= Classical South Florida =

Radio network serving South Florida, United States

Network logo

Classical South Florida was a radio network serving South Florida, owned by the American Public Media Group. Its stations carried classical music programming from American Public Media's Classical 24 service, as well as programs such as Performance Today, SymphonyCast, Pipedreams, and Saint Paul Sunday. Its stations were also affiliated with National Public Radio (NPR), carrying its hourly news bulletins.

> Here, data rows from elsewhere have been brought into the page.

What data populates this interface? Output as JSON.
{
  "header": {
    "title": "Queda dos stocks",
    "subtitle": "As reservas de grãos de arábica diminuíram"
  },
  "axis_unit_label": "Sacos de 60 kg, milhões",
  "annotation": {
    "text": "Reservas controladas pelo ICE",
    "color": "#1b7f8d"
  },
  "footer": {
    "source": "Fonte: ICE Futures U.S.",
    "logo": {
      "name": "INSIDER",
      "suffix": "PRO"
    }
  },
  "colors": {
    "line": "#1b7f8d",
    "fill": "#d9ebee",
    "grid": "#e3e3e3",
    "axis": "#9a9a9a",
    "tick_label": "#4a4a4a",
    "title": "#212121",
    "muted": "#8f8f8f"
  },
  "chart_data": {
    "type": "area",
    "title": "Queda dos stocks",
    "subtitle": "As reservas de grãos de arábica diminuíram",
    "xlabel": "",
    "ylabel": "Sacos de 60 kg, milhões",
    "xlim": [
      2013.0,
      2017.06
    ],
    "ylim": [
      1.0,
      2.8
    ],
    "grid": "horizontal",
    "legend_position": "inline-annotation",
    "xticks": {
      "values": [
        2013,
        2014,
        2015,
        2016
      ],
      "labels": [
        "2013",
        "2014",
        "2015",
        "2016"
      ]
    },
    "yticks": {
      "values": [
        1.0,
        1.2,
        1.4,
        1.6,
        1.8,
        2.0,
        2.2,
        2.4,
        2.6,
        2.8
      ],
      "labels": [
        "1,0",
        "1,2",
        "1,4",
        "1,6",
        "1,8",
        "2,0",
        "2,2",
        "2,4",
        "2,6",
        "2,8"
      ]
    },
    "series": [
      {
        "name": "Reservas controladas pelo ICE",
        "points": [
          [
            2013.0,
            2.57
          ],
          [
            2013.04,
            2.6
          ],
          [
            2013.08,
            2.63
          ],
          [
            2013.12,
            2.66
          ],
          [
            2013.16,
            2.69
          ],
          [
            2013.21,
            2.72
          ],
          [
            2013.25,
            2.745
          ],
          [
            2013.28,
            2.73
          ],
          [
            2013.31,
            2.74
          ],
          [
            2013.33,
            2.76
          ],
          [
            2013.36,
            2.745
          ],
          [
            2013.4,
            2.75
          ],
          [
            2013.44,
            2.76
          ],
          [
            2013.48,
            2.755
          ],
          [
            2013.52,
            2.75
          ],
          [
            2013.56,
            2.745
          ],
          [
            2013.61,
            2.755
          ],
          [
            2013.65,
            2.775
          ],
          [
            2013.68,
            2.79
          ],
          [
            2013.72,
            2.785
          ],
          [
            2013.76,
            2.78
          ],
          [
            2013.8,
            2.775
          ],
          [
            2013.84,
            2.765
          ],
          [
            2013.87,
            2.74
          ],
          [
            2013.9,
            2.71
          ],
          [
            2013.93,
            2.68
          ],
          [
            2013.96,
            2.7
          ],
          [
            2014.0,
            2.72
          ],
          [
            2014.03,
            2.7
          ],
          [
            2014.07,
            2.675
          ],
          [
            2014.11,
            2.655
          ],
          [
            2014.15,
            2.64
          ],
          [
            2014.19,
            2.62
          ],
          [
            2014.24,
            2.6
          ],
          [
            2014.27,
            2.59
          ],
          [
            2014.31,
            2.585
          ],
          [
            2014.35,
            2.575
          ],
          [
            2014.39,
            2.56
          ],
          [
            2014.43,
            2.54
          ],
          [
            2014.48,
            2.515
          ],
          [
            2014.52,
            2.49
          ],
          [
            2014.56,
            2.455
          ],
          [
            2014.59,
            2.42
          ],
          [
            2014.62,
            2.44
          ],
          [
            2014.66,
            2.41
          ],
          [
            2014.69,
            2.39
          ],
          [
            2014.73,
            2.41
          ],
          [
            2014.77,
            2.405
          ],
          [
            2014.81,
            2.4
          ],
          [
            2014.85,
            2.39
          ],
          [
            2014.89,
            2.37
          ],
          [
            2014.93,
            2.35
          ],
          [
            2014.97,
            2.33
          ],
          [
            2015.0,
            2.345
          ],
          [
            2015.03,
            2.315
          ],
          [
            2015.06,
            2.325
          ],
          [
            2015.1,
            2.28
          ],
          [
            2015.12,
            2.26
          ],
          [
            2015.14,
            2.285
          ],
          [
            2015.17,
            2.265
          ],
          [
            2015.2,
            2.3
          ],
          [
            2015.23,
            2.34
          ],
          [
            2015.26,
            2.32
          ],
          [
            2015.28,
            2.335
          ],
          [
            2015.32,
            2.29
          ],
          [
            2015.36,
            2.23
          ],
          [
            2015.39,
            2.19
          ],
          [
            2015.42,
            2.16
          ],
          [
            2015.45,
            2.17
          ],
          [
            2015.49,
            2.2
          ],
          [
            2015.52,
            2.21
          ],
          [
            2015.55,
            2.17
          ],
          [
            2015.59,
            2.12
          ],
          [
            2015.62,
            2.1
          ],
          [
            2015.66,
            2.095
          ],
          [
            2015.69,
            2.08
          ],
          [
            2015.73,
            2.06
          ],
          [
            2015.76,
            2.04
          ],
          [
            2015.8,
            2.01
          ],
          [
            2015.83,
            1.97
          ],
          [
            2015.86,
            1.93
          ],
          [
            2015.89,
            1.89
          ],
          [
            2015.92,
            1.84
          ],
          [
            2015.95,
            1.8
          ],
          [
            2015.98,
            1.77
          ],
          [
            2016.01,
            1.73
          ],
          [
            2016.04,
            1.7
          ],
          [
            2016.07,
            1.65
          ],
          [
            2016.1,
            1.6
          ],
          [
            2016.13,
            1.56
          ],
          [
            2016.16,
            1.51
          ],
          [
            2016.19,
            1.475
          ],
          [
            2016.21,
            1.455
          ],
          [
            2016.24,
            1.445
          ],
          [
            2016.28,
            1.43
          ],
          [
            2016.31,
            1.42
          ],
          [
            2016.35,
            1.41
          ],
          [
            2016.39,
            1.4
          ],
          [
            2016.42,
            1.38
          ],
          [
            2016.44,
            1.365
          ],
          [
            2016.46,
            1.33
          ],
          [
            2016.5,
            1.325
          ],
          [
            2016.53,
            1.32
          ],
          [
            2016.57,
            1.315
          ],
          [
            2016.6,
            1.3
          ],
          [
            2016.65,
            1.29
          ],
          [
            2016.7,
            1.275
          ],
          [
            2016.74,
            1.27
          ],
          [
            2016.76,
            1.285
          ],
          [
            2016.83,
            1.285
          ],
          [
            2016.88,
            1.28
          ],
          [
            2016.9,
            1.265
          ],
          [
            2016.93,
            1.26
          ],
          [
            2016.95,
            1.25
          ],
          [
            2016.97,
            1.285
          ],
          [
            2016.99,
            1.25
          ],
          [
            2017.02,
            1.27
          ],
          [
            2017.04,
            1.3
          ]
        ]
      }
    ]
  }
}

WPBI-HD2 and W270AD carried news and talk programming from NPR and other sources.

==Stations==
- WKCP 89.7 MHz, Miami, Florida (now WMLV)
- WNPS 88.7 MHz, Fort Myers, Florida (now WDLV)
- WPBI 90.7 MHz, West Palm Beach, Florida (now WFLV)
  - W214BD 90.7 Gifford, Florida (Vero Beach, Florida)
  - W270AD 101.9 MHz, West Palm Beach, Florida (relayed WPBI-HD2 as "101.9 WPBI News")

With insufficient funding, the entire network was purchased by Educational Media Foundation for programming the CCM format, K-Love in July 2015. However, NPR's newscasts and its HD2 channel (which featured NPR's talk programming) continued on its West Palm Beach outlet, now WFLV. It has since been replaced by Air1.